Mobile field force officers: Police mobile field forces moved around downtown
St. Paul in unmarked minivans throughout the convention. They traveled in
caravans, with four minivans in a platoon and three to four officers inside each
one. A marked squad car led each platoon.

Mobile field force officers wore riot gear and stood at the front lines. The
body armor and helmets with shields weren't for intimidation, but for officers'
protection, police said.

Although mobile field force officers were in the most intense action, there was
also a lot of sitting around and waiting, or monitoring of situations.
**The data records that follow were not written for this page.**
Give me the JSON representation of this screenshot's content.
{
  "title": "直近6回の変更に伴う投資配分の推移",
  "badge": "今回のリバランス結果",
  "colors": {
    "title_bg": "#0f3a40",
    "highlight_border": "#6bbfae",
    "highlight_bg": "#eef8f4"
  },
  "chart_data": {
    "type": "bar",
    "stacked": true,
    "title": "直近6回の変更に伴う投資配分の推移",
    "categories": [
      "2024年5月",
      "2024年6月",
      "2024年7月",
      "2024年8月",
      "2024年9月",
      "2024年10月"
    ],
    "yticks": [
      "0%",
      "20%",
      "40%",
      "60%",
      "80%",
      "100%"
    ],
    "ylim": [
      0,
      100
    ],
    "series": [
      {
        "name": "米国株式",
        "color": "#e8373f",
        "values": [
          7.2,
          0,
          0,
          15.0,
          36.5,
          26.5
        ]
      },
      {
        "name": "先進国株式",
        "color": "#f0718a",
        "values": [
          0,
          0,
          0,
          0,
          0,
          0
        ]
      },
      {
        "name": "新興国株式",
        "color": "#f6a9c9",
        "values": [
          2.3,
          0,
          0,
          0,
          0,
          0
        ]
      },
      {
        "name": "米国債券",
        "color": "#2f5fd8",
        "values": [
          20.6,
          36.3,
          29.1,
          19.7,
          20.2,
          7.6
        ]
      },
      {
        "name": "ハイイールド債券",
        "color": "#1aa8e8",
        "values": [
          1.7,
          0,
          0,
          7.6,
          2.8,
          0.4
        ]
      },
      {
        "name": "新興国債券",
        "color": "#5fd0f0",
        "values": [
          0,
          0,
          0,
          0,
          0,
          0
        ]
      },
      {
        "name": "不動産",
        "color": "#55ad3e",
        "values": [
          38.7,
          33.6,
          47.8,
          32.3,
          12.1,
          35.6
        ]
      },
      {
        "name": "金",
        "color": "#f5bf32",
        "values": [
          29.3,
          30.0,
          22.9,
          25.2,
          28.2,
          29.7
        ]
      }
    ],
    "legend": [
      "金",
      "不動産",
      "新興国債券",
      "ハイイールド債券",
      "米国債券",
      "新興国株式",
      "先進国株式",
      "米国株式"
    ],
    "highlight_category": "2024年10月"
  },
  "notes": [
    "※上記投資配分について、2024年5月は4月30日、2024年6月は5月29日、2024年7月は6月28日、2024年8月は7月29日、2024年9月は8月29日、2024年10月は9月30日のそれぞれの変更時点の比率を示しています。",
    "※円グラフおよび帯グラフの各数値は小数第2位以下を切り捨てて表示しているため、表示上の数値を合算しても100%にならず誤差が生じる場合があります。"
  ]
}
Discipline: It was rare to see officers break formation from a police line and
pursue suspects, even those who threw objects at police or vandalized property.
That's because it often didn't work. In one instance Monday, militant
demonstrators quickly overwhelmed an officer. He backed off and they scattered.

On Thursday, in a chaotic scuffle in the Sears parking lot, individual officers
broke away and chased individual protesters.

Divide and conquer: Throughout the week, lines of advancing officers — yelling
"Move! Move!" — forced demonstrators who assembled in streets without permits to
move from areas closest to the Xcel. Sometimes, the police were on horseback.
Bicycle officers also used their bikes, held out in front of them as shields, to
reinforce lines.

Advancing lines of police often took advantage of moments when gaps formed
within a large group of two dozen demonstrators, creating new lines between
them. Then they drove the groups in opposite directions. They parked heavy
equipment, such as snowplows, at key intersections.

For example, on Monday, police drove a group massing at Kellogg Boulevard and
Wabasha Street up Wabasha and split the group, eventually forcing one to Seventh
and Jackson streets, and the other across the Robert Street Bridge.

Adaptation: On Monday, police chased people who were shattering windows,
throwing rocks, slashing tires and blocking traffic and arrested nearly 300
people. But police discovered the protesters "liked having us chase them around"
and "that wasn't terribly effective for us," Harrington said.

So, when police had information Thursday that protesters wanted to "use arson to
disrupt the convention, to take out parts of downtown St. Paul," officers kept
them from getting close enough to try, Harrington said.

Less-lethal weapons and buffers: When a police line advanced on a group, it was
slow and deliberate. In cases where police gave a warning, anyone who didn't
retreat at least 10 feet from the line often became the target of pepper spray.

Police effectively increased this buffer zone by deploying tear gas, shooting
pepper-spray projectiles, and lobbing smoke grenades and flash-bangs.

Officials steadfastly denied shooting rubber bullets, and the Pioneer Press was
unable to verify alternative media reports and demonstrator claims that they had
been used.

With gusty winds on some days, tear gas occasionally caused burning nostrils and
eyes, and irritated skin for bystanders a block away. Pioneer Press reporters
also witnessed anarchists cheering and taunting police when officers announced a
"final warning" that they were about to use their less-lethal weapons.

Jason Hoppin, Frederick Melo, Julio Ojeda-Zapata, Tad Vezner and Michael Marchio
contributed to this report.


Editor's note: Among the group of media representatives delivering petitions to
St. Paul and Ramsey County officials Friday was Mike Bucsko, executive director
of the Newspaper Guild of the Twin Cities. The union represents journalists at
the Pioneer Press, including photographer/videographer Ben Garvin, who was
arrested Thursday evening and cited with a misdemeanor for unlawful assembly.